Claro que a estabilidade é fundamental para o exercício da profissão, mas no Estado sempre houve e haverá situações de desconforto e de injustiça. Tive vários períodos da minha vida profissional que andei, como se costuma dizer, de saco às costas. De uma assentada, fui deslocado durante quatro anos para quatrocentos Kms de distância, para o que me pagaram ajudas de custo iguais a um mês de vencimento, sem mais nada. Outras deslocações se seguiram e só regressei ao meu lar quando me reformei, tendo na minha última deslocação ficado doze anos a cinquenta Kms de casa. Como eu, muitos e muitos outros cidadãos tiveram e têm uma vida profissional semelhante, de desconforto total. 

Muitos professores estão nesta situação, como se tem visto pela comunicação social, e a luta pela estabilidade é natural. Só que não é um problema fácil de resolver, mas antes um quebra-cabeças que ainda nenhum ministro da tutela conseguiu solucionar, nem creio que seja possível, pois sempre haverá inconformismo e injustiças na perspectiva de cada um. 

As recentes manifestações, em muitos casos, mais se assemelharam a cortejos de carnaval antecipado do que àquelas arruadas com regras, onde impera o civismo e a seriedade das causas exequíveis. As vítimas são os alunos, a quem não só lhes é negado o direito ao ensino, como são também manipulados para integrarem os cortejos, sem que muitos saibam a razão pela qual isto acontece. Mas como alguns dirigentes sindicais vivem para o folclore televisivo e se arrogam “donos disto tudo”, em confronto permanente com os governos, não acredito que os professores venham a colher especiais benefícios. E não deixam de estar isentos de culpa, ao elegerem colegas arrogantes para os representarem. O que faz Mário Nogueira em prol dos estudantes? Quantos anos deu aulas? Porque não se candidatou a ministro da educação quando seu partido fez parte da geringonça?

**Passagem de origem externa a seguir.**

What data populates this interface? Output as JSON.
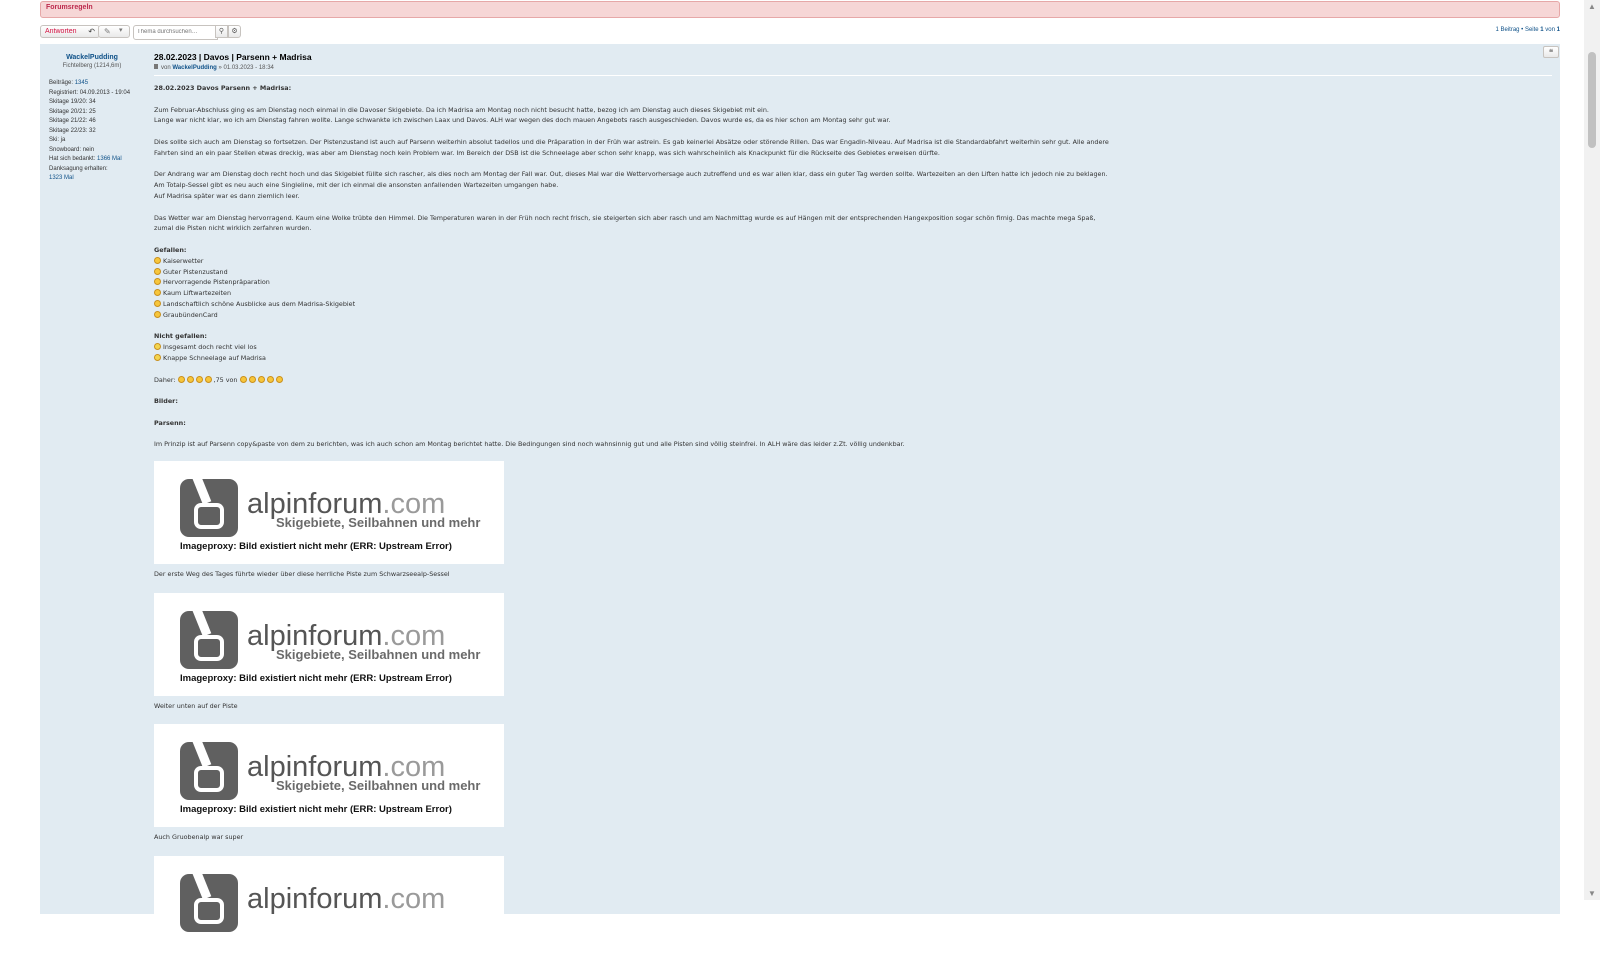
{
  "rules": {
    "label": "Forumsregeln"
  },
  "toolbar": {
    "reply_label": "Antworten",
    "reply_icon": "reply-arrow-icon",
    "tools_icon": "wrench-icon",
    "tools_caret": "chevron-down-icon",
    "search_placeholder": "Thema durchsuchen…",
    "search_icon": "search-icon",
    "advanced_icon": "gear-icon"
  },
  "pagination": {
    "count_text": "1 Beitrag • Seite ",
    "page": "1",
    "of_text": " von ",
    "total": "1"
  },
  "profile": {
    "username": "WackelPudding",
    "rank": "Fichtelberg (1214,6m)",
    "posts_label": "Beiträge:",
    "posts_value": "1345",
    "registered_label": "Registriert:",
    "registered_value": "04.09.2013 - 19:04",
    "ski_1920": "Skitage 19/20: 34",
    "ski_2021": "Skitage 20/21: 25",
    "ski_2122": "Skitage 21/22: 46",
    "ski_2223": "Skitage 22/23: 32",
    "ski": "Ski: ja",
    "snowboard": "Snowboard: nein",
    "thanked_label": "Hat sich bedankt:",
    "thanked_value": "1366 Mal",
    "thanks_received_label": "Danksagung erhalten:",
    "thanks_received_value": "1323 Mal"
  },
  "post": {
    "title": "28.02.2023 | Davos | Parsenn + Madrisa",
    "by": "von",
    "author": "WackelPudding",
    "date": "» 01.03.2023 - 18:34",
    "quote_icon": "quote-icon",
    "heading": "28.02.2023 Davos Parsenn + Madrisa:",
    "para1a": "Zum Februar-Abschluss ging es am Dienstag noch einmal in die Davoser Skigebiete. Da ich Madrisa am Montag noch nicht besucht hatte, bezog ich am Dienstag auch dieses Skigebiet mit ein.",
    "para1b": "Lange war nicht klar, wo ich am Dienstag fahren wollte. Lange schwankte ich zwischen Laax und Davos. ALH war wegen des doch mauen Angebots rasch ausgeschieden. Davos wurde es, da es hier schon am Montag sehr gut war.",
    "para2": "Dies sollte sich auch am Dienstag so fortsetzen. Der Pistenzustand ist auch auf Parsenn weiterhin absolut tadellos und die Präparation in der Früh war astrein. Es gab keinerlei Absätze oder störende Rillen. Das war Engadin-Niveau. Auf Madrisa ist die Standardabfahrt weiterhin sehr gut. Alle andere Fahrten sind an ein paar Stellen etwas dreckig, was aber am Dienstag noch kein Problem war. Im Bereich der DSB ist die Schneelage aber schon sehr knapp, was sich wahrscheinlich als Knackpunkt für die Rückseite des Gebietes erweisen dürfte.",
    "para3a": "Der Andrang war am Dienstag doch recht hoch und das Skigebiet füllte sich rascher, als dies noch am Montag der Fall war. Out, dieses Mal war die Wettervorhersage auch zutreffend und es war allen klar, dass ein guter Tag werden sollte. Wartezeiten an den Liften hatte ich jedoch nie zu beklagen. Am Totalp-Sessel gibt es neu auch eine Singleline, mit der ich einmal die ansonsten anfallenden Wartezeiten umgangen habe.",
    "para3b": "Auf Madrisa später war es dann ziemlich leer.",
    "para4": "Das Wetter war am Dienstag hervorragend. Kaum eine Wolke trübte den Himmel. Die Temperaturen waren in der Früh noch recht frisch, sie steigerten sich aber rasch und am Nachmittag wurde es auf Hängen mit der entsprechenden Hangexposition sogar schön firnig. Das machte mega Spaß, zumal die Pisten nicht wirklich zerfahren wurden.",
    "liked_heading": "Gefallen:",
    "liked": [
      "Kaiserwetter",
      "Guter Pistenzustand",
      "Hervorragende Pistenpräparation",
      "Kaum Liftwartezeiten",
      "Landschaftlich schöne Ausblicke aus dem Madrisa-Skigebiet",
      "GraubündenCard"
    ],
    "disliked_heading": "Nicht gefallen:",
    "disliked": [
      "Insgesamt doch recht viel los",
      "Knappe Schneelage auf Madrisa"
    ],
    "rating_prefix": "Daher:",
    "rating_mid": ",75 von",
    "pictures_heading": "Bilder:",
    "parsenn_heading": "Parsenn:",
    "parsenn_text": "Im Prinzip ist auf Parsenn copy&paste von dem zu berichten, was ich auch schon am Montag berichtet hatte. Die Bedingungen sind noch wahnsinnig gut und alle Pisten sind völlig steinfrei. In ALH wäre das leider z.Zt. völlig undenkbar.",
    "image": {
      "brand_main": "alpinforum",
      "brand_dot": ".com",
      "brand_sub": "Skigebiete, Seilbahnen und mehr",
      "error": "Imageproxy: Bild existiert nicht mehr (ERR: Upstream Error)"
    },
    "captions": [
      "Der erste Weg des Tages führte wieder über diese herrliche Piste zum Schwarzseealp-Sessel",
      "Weiter unten auf der Piste",
      "Auch Gruobenalp war super"
    ]
  },
  "scrollbar": {
    "up_icon": "scroll-up-icon",
    "down_icon": "scroll-down-icon"
  }
}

Diria, em resumo, que assistem algumas razões aos professores para a contestação, mas não podem querer tudo ao seu gosto e muito menos ao mesmo tempo, porque não acredito que seja exequível. Se agora existem 17% que atingiram o topo da carreira, já o podem considerar muito bom, porque noutros sectores do Estado só 10% lá podem chegar. Como neste país não existem castas, não há razões objectivas para uns serem favorecidos e outros não. A Justiça deve ser igual para todos.

Os estudantes, que são a razão pela qual existem professores, acabam por ser os grandes prejudicados, assim como as suas famílias próximas. Por isso mesmo, quem dispõe de recursos coloca os filhos no ensino particular, onde a estabilidade é um bem a estimar e o sucesso acontece. Se olharmos para trás, verificamos que os professores têm andado sempre em crise desde o 25 de Abril. Será que algum dia haverá solução para todas as suas reivindicações?